El síndrome Ginzburg no tiene fronteras. Días atrás, Mick Jagger confesó a la Revista Playboy que, a los 64 años, tenía miedo de que llegara el día en que no pudiera subirse a un escenario. Confesó que, entre gira y gira, se sentía oxidado. “El público”, reconoció, “es el que hace que no puedas aburrirte”. Me da pena por él.

Esta es la generación que Ernest Hemingway nos legó: tipos que, el día que no pueden seguir más con su carrera, se pegan un tiro en la sien.

No nos dimos cuenta y ya vivimos como en Japón. Nos infartamos cuando nos quedamos sin trabajo. Nos abrimos el estómago con un puñal si fracasamos en nuestras carreras. Nos arrojamos bajo las vías del tren si no podemos alcanzar las necesidades básicas de consumo. Es que el trabajo te agarra de las bolas hasta en el último rincón del planeta. Hoy, podés estar conectado a Internet hasta en la playa. Fue la gran campaña publicitaria del último verano. Ahora bien, ¿por qué uno es tan pelotudo de querer conectarse a Internet en mitad de la orilla? Precisamente lo interesante de pasar las vacaciones en las playas, es que uno puede sentirse muy lejos del infierno del trabajo.
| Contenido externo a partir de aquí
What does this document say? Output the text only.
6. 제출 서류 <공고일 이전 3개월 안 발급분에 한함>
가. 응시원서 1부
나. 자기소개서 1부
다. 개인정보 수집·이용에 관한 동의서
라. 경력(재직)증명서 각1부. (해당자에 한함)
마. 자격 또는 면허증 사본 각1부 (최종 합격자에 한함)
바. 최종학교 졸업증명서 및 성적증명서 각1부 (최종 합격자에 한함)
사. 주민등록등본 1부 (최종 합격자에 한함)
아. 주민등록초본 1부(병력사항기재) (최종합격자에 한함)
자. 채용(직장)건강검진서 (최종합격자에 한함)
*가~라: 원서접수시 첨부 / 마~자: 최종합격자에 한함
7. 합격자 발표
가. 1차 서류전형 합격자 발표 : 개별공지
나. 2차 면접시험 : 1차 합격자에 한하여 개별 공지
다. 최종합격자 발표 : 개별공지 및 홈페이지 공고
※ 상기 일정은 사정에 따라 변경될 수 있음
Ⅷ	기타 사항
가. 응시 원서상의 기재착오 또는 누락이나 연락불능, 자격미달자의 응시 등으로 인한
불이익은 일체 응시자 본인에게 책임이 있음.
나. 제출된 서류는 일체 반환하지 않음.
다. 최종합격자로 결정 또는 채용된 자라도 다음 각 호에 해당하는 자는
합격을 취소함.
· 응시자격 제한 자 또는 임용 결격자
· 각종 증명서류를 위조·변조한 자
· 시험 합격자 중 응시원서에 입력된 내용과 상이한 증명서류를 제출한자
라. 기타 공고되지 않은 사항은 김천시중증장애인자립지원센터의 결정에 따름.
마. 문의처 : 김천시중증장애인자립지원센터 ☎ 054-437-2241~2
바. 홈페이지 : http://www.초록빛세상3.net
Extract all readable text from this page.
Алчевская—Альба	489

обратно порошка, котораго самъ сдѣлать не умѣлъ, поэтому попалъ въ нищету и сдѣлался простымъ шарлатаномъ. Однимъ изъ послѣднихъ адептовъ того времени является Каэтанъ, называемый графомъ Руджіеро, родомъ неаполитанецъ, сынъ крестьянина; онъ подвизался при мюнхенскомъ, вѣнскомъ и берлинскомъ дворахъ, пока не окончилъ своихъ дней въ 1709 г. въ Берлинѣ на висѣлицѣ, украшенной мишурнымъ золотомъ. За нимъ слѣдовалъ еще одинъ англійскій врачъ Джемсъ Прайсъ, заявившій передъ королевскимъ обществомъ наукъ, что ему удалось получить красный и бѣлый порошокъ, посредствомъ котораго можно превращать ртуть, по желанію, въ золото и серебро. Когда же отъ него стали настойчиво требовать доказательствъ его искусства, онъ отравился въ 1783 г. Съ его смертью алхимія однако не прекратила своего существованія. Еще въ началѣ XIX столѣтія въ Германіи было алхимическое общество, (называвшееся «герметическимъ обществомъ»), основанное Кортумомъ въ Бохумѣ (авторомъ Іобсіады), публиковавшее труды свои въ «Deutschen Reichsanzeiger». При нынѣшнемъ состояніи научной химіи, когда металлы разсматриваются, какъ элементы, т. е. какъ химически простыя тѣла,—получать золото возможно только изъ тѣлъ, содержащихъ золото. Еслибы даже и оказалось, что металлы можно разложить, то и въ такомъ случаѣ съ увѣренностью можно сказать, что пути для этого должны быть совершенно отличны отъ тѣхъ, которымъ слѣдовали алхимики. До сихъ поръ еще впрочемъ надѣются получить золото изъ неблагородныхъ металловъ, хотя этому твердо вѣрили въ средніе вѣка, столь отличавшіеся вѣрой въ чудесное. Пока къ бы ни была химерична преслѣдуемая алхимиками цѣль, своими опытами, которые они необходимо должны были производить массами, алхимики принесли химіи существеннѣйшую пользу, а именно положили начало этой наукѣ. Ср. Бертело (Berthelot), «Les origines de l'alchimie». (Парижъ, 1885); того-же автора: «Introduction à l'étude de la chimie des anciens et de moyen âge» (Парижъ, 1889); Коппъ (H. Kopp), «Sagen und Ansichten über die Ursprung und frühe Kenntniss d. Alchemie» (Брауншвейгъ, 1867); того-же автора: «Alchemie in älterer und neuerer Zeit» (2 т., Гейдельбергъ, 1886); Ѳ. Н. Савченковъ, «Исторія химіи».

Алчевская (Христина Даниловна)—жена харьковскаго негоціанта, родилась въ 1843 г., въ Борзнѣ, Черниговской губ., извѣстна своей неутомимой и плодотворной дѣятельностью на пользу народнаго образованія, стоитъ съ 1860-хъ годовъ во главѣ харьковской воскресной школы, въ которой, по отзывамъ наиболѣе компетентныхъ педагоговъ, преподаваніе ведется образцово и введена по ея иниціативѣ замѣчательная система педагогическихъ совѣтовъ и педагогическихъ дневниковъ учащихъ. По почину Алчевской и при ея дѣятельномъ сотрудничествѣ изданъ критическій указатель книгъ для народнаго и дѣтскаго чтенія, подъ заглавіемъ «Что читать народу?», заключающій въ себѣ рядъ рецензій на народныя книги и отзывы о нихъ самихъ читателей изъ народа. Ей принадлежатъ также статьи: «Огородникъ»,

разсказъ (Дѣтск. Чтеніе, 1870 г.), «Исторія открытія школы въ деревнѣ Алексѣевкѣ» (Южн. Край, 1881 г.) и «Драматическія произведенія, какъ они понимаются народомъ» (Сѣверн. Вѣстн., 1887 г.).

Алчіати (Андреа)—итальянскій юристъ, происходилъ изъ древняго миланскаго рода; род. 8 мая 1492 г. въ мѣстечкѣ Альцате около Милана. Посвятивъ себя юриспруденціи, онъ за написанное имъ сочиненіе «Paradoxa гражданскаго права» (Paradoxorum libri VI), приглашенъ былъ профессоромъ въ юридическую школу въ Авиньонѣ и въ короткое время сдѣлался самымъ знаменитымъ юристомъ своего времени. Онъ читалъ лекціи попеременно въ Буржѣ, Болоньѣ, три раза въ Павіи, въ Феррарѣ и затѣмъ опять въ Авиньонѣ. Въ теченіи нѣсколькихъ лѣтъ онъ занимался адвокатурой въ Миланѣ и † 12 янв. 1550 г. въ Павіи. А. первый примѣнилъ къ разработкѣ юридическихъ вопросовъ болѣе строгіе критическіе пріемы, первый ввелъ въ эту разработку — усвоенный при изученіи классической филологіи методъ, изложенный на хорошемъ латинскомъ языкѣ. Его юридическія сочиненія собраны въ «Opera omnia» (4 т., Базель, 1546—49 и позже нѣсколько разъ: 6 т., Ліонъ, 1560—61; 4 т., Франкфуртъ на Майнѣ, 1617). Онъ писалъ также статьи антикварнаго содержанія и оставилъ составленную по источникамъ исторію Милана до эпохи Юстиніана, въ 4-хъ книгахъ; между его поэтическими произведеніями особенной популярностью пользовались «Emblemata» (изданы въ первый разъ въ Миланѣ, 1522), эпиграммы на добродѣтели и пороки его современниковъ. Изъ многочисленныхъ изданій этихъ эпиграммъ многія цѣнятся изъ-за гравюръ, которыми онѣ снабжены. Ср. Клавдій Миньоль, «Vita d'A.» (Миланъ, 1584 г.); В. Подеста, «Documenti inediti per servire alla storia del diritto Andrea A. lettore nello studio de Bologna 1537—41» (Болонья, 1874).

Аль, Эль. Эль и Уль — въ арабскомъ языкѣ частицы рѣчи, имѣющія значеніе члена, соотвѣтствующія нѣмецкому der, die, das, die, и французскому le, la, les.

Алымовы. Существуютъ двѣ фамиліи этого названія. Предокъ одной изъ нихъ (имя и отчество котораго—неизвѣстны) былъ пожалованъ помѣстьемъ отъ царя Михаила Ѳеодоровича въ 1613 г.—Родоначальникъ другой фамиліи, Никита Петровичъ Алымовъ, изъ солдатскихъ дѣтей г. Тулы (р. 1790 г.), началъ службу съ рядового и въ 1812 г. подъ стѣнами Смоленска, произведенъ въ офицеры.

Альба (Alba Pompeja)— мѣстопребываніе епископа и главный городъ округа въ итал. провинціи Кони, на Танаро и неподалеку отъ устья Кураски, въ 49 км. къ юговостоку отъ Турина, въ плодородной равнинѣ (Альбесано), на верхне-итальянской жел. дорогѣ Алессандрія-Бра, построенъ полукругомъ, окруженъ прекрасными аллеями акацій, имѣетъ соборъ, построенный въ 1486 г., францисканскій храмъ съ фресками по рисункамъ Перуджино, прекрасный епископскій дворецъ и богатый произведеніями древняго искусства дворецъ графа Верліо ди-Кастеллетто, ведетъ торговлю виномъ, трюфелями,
Estoy inflado de la gente fanática del trabajo. Que se pone la camiseta. Que se coloca el pin en el culo. Que te hacen sentir que uno siempre los está molestando. Que uno habla demasiado fuerte. Que el que baila está loco. Que el que silba es un chiflado. Que el que se rasca es un jeropa. Que uno siempre está al pedo.

Cada vez que trabajo, pienso que en ese mismo momento –por ejemplo, ahora mientras escribo esto-, la vida tiene reservado un lugar mejor para mí.

Es verdad, hago lo que me gusta para ganarme la vida. Pero aflojemos, tampoco para obsesionarnos. Mire lo duro que ha trabajado Shakespeare para que ahora dudemos incluso si existió realmente un tipo llamado así. El libro de la historia está superpoblado de gente como Guinzburg que rindió hasta el final. Así que no jodamos. Trabaje, retírese y espere la muerte con cierta dignidad. Allá donde las olas no rompen, y sólo unos pocos valientes se atreven a ir.